Predictive Value of HIV-1 Genotypic Resistance Test Interpretation Algorithms JOURNAL OF INFECTIOUS DISEASES Rhee, S., Fessel, W. J., Liu, T. F., Marlowe, N. M., Rowland, C. M., Rode, R. A., Vandamme, A., Van Laethem, K., Brun-Vezinet, F., Calvez, V., Taylor, J., Hurley, L., Horberg, M., Shafer, R. W. 2009; 200 (3): 453-463


Interpreting human immunodeficiency virus type 1 (HIV-1) genotypic drug-resistance test results is challenging for clinicians treating HIV-1-infected patients. Multiple drug-resistance interpretation algorithms have been developed, but their predictive value has rarely been evaluated using contemporary clinical data sets.We examined the predictive value of 4 algorithms at predicting virologic response (VR) during 734 treatment-change episodes (TCEs). VR was defined as attaining plasma HIV-1 RNA levels below the limit of quantification. Drug-specific genotypic susceptibility scores (GSSs) were calculated by applying each algorithm to the baseline genotype. Weighted GSSs were calculated by multiplying drug-specific GSSs by antiretroviral (ARV) potency factors.
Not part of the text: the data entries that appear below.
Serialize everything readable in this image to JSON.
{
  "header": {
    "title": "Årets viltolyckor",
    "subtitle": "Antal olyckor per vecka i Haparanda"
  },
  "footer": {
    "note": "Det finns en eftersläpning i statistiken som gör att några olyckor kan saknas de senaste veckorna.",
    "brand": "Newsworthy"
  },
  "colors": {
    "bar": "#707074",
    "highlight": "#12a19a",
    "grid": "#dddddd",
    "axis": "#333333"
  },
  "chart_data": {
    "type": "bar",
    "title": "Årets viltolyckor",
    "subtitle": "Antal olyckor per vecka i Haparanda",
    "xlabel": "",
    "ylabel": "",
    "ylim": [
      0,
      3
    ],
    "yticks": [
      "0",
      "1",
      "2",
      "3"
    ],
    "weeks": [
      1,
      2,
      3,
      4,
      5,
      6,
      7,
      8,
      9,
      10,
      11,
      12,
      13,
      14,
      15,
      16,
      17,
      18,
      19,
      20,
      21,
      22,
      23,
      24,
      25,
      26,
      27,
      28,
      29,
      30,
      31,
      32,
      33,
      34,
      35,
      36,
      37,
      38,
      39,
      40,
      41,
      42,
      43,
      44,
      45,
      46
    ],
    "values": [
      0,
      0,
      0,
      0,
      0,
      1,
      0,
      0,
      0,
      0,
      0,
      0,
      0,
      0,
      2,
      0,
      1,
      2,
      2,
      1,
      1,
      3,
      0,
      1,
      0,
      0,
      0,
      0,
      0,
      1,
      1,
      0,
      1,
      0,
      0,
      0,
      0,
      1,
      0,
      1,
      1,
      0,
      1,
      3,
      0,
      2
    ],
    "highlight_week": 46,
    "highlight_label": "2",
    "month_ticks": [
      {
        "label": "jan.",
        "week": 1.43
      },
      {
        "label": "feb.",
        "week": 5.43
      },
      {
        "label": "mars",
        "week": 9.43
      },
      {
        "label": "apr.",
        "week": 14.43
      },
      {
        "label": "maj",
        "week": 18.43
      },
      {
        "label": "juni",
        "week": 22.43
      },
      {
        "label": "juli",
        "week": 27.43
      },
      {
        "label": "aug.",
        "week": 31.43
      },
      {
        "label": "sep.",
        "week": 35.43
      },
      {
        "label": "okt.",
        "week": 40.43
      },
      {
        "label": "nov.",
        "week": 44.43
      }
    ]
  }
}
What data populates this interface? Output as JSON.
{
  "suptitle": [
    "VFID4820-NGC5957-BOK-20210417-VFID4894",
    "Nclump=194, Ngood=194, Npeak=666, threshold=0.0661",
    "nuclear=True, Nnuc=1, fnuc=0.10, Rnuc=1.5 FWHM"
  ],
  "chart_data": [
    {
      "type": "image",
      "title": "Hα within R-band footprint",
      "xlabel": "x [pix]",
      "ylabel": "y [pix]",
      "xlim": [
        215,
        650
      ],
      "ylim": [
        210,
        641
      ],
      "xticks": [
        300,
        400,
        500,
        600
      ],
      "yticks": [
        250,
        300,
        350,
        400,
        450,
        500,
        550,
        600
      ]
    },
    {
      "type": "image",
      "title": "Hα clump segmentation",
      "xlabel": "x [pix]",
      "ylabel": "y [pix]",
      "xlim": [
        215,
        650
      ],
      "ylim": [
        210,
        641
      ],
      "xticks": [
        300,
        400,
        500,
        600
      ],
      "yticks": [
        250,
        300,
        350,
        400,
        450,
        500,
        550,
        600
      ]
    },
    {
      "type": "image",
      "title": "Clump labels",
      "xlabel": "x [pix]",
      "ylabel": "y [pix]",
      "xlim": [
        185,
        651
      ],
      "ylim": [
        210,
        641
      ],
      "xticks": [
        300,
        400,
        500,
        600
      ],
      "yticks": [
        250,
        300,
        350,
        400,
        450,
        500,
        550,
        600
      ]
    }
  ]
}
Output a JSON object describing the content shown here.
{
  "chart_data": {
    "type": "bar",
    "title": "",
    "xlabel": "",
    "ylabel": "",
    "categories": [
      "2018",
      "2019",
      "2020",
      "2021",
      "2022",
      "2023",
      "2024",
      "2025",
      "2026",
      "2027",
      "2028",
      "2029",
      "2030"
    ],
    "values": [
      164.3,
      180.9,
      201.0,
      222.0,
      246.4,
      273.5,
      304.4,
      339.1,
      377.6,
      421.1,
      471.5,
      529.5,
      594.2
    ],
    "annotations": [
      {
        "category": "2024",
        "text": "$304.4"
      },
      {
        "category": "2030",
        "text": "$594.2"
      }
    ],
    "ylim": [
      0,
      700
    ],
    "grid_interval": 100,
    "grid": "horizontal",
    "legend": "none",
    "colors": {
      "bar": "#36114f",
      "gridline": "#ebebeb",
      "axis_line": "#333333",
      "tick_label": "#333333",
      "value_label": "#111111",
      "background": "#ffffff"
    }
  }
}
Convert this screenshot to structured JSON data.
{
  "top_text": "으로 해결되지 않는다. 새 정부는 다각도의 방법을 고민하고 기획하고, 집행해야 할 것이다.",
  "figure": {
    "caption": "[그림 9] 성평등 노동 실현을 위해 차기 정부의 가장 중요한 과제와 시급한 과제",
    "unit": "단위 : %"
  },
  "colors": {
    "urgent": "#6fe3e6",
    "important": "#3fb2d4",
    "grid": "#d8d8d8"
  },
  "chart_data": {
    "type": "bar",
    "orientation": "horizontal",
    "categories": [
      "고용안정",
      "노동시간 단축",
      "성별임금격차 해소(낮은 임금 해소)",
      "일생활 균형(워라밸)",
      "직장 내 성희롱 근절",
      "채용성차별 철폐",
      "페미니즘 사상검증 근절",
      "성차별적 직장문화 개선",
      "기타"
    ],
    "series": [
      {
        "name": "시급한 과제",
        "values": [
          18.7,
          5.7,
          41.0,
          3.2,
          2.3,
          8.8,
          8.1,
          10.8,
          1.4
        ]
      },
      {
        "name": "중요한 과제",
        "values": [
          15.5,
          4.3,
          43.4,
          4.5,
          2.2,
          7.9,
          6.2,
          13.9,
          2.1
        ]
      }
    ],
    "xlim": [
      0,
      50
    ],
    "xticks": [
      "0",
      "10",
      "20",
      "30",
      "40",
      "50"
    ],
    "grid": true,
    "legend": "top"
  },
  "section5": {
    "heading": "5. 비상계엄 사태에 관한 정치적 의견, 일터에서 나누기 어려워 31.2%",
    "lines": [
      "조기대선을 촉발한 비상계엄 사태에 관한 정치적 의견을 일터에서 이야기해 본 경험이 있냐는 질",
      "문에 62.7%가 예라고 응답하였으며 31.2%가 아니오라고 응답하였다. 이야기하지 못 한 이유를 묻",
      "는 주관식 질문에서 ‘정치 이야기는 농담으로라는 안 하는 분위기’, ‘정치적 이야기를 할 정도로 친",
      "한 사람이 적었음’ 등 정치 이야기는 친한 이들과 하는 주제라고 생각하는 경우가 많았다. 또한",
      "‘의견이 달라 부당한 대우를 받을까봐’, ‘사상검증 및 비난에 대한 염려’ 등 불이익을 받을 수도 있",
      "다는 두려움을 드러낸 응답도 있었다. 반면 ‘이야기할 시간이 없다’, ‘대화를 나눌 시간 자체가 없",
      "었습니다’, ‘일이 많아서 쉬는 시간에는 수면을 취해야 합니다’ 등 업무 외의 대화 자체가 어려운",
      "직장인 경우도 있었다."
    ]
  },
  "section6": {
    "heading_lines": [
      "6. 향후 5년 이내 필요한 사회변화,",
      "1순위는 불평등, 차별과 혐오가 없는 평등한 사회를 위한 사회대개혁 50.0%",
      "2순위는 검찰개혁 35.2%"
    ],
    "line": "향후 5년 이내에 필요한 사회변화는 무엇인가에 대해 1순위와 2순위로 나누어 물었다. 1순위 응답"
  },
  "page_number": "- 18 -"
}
Regimen-specific GSSs (rGSSs) were calculated by adding unweighted or weighted drug-specific GSSs for each salvage therapy ARV. The predictive value of rGSSs were estimated by use of multivariate logistic regression.Of 734 TCEs, 475 (65%) were associated with VR. The rGSSs for the 4 algorithms were the variables most strongly predictive of VR. The adjusted rGSS odds ratios ranged from 1.6 to 2.2 (P < .001). Using 10-fold cross-validation, the averaged area under the receiver operating characteristic curve for all algorithms increased from 0.76 with unweighted rGSSs to 0.80 with weighted rGSSs.Unweighted and weighted rGSSs of 4 genotypic resistance algorithms were the strongest independent predictors of VR. Optimizing ARV weighting may further improve VR predictions.